From '08 to '10, the $200M Ink Block South End benefited from an interim lease agreement with the Boston Herald, which had owned and run its newspaper at the site. National's lease with Whole Foods for 50k SF was a big win, Jack says. (Also a win for anyone who enjoys organically grown lima beans.) Managing partner Ted Tye (above) says that construction started this summer on three buildings (delivery spring '15) with 85k SF of retail, 315 apartments and 83 condos priced from $500k to $2M. During the recession, the $200M MarketStreet slated for 395k SF of retail, 80k SF of offices, and 180 rental apartments--looked like it might never be built.

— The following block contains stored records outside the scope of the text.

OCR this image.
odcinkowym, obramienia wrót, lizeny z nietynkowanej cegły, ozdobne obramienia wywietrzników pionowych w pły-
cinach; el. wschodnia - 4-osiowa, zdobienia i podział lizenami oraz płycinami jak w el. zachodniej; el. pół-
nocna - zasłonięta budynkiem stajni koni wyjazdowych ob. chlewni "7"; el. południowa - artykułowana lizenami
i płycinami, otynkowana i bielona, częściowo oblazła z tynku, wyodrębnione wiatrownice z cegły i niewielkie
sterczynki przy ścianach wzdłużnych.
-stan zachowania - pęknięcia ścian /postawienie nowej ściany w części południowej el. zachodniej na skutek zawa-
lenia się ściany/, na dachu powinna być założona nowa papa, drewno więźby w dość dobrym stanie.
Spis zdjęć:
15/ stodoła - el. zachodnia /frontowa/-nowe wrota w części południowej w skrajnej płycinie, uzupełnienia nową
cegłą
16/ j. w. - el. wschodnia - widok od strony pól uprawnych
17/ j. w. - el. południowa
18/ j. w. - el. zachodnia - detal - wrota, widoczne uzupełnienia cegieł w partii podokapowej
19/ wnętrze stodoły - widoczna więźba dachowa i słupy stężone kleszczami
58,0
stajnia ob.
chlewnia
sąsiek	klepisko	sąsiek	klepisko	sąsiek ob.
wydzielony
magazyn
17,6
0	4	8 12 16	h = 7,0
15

Since August at MarketStreet, 50 stores and restaurants have opened and two-thirds of the apartments have been leased, exceeding expectations. The $350M, 415k SF Longwood Center, with anchor Dana Farber Cancer Institute, is due for completion in a year. In '92, Tom Alperin (above), Ted and Jack founded the private company that does development, construction, property management and manages two real estate funds; two Tufts alum, surrounding one Colby grad. Then, Ed Marsteiner and Steve Kinsella joined as partners. Jack says they got through the recession with good relationships, patient lenders, and great partners.